Scandal. It’s a big, juicy, prickly word, especially when you preface it with ‘sex’.
And that’s just what we have here in The Scandalous Lady W, a sex scandal from the yellowed, mysteriously stuck-together pages of history, thrust onto TV in typical BBC period costume glory.
Natalie Dormer (a keen participant in Games to do with Hunger and Thrones), is an alluringly lusty and confident Lady Worsely, newly married to Sir Richard Worsely (Shaun Evans, often seen Morse-ing around on Endeavour), a complicated man that it never quite feels we get close enough to understanding.
Y’see, Sir Richard’s a man who enjoys watching through the keyhole. Not the show (and certainly not the Keith Lemon version), but peeping at the keyhole of his own bedroom door, as his wife has intercourse with friends he has recommended over the dessert course.
He encourages her to have sex with other men, and when she eventually runs off with one – the handsome Captain Bisset, played by handsome Aneurin Barnard (Cilla) – he suddenly throws a hissy fit and decides to throw court proceedings at everyone. Too much of a wuss for a duel, Dickie?

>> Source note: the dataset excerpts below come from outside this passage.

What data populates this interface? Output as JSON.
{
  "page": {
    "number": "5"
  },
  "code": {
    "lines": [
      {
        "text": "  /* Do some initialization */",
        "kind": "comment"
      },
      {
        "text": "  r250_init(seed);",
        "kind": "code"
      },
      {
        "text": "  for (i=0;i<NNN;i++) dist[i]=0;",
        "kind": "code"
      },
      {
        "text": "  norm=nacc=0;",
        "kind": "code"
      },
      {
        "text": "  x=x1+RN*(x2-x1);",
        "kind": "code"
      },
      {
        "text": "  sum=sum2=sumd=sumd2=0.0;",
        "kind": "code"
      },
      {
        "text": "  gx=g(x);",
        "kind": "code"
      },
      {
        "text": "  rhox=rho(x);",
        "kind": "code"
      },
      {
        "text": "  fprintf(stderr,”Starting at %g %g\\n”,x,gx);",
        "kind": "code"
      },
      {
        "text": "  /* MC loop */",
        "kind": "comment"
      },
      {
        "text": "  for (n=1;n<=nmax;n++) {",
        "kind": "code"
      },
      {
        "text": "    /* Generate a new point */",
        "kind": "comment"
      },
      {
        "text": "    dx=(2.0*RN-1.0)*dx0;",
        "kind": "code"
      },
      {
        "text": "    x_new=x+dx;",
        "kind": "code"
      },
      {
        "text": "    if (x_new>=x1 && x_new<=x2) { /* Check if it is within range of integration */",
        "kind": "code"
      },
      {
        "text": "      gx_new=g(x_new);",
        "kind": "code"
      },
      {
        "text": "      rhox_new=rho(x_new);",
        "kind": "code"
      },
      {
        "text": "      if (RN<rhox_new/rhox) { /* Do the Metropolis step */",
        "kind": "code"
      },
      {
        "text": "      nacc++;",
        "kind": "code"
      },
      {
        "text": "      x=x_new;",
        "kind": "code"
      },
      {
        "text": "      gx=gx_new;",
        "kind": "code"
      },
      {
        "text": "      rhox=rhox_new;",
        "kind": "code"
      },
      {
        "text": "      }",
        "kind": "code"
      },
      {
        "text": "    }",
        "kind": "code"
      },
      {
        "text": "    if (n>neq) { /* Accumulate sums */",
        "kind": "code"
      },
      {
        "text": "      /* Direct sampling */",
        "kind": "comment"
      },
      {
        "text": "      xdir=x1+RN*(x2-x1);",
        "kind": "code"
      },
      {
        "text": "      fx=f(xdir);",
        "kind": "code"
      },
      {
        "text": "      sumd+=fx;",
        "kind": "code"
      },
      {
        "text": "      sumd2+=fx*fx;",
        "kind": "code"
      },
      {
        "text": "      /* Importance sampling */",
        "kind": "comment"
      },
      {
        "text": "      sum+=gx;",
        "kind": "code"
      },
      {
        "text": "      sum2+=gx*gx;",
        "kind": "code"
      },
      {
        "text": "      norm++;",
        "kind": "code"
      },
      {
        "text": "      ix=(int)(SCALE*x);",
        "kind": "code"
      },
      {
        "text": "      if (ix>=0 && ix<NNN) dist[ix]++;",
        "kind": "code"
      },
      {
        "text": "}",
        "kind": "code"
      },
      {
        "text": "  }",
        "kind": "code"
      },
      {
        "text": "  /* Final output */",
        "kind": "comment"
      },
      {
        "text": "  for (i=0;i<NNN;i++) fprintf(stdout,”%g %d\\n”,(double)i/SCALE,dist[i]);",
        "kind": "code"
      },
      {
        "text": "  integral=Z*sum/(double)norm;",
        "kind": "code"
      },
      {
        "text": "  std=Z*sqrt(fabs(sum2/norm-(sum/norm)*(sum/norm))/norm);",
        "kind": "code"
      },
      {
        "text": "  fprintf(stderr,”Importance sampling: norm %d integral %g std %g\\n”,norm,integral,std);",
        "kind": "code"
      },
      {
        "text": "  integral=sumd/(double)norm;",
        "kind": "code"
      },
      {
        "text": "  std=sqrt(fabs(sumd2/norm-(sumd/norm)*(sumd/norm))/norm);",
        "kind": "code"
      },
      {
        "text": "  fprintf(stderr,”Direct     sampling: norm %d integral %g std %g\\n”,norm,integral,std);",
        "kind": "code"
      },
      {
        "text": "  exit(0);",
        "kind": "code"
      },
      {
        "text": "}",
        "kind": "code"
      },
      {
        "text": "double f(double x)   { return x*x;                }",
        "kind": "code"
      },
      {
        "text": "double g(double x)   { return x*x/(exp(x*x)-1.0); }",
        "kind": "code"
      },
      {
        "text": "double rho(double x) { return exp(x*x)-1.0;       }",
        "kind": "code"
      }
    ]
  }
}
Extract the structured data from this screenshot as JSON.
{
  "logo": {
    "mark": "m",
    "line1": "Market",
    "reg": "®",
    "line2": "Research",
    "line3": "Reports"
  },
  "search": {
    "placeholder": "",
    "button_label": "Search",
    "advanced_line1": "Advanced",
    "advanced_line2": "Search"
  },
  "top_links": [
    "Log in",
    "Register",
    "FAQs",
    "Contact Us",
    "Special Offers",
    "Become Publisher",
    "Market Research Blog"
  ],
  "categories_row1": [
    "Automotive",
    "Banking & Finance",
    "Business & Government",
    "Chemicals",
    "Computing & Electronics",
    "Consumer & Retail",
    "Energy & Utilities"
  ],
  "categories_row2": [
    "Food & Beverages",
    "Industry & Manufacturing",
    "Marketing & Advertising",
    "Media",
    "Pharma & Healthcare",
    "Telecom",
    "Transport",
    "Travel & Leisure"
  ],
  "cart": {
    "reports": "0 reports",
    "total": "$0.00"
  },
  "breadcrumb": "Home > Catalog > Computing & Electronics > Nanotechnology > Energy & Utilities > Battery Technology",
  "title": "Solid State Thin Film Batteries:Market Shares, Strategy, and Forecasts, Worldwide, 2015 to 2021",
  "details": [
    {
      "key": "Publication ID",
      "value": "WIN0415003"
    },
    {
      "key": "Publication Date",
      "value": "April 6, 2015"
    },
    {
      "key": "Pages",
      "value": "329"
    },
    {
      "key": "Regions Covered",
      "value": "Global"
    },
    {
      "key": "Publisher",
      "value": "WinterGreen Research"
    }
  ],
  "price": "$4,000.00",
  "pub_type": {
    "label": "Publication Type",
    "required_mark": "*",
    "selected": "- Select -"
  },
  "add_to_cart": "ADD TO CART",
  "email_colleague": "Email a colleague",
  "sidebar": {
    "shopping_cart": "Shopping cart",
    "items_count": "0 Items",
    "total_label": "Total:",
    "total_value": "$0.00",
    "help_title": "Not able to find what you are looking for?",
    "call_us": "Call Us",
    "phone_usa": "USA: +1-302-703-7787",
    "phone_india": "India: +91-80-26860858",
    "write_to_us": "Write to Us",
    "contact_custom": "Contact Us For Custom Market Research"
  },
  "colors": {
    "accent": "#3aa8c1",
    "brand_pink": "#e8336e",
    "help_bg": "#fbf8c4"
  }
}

Flitting back and forth across the latter part of the 18th century, we move from hot bedroom action to body-temperature judicial action. The Scandalous Lady W is a court case wrapped in sex-streaked sheets, with the odd titillating tit-bit tossed in, more through talk than action, which may annoy the prurient period pervs among you, but make you grateful if you’re watching with your mum.
Advertised by the BBC as a ‘feature length’ drama, its camera-work is careful enough that no one’s length is featured. Actually it’s very chastely shot for a show centred around so much fucking, and certainly nothing to rival Natalie Dormer’s bedroom antics in The Tudors. There’s loosened breeches and shiny post-coital grins, but most of it’s in your head, by way of your ears. A riding crop constantly crops up, only to be used as a prop for us to infer about nights of midnight thwacking and bruised buttocks.
It’s a story centred around the giggling, bedpost-gripping, sweaty vortex of sexual indiscretion – or ‘rantum-scantum’, as it’s called back then – and in it, among the sheets, there’s a good message about a woman’s worth once married. But beyond Lady W’s smirks that aspect of 18th century female empowerment feels a little lost below the metaphorical dick-swinging in and out of court.
David Eldridge’s script is very well-structured and never feels dull or bogged down in courtroom bluster, but the dialogue is period costume standard with the odd bit of ‘Carry On Poldark’ rudeness tossed in to liven it up. Aneurin Barnard, who always looks like he’s trying so hard, manages to say ‘I’m a slave to your quim,’ without allowing his handsome features to secede to a Charles Hawtrey pucker or a Sid James chortle, while every so often a phrase like ‘mutton-monger’ and ‘He has us by the nutmegs!’ will rouse you from absent-mindedly gazing at the lovely costumes.
Lady Worsely, or ‘Lady W’, was scandalous for her time (although she hardly gives Moll Flanders a run for her money), but scandal is relative. We’re not so easily shocked these days. We’ve been inoculated by the tabloids and the Internet; inured to all but the most graphic details.
The Scandalous Lady W does a good job of communicating what was once taboo and why, but it doesn’t feel like it’s even trying to shock or titillate the modern viewer. But then maybe that says more about us as viewers than it does about a competent BBC Two drama…
Airs at 9pm on Monday 17 August 2015 on BBC Two.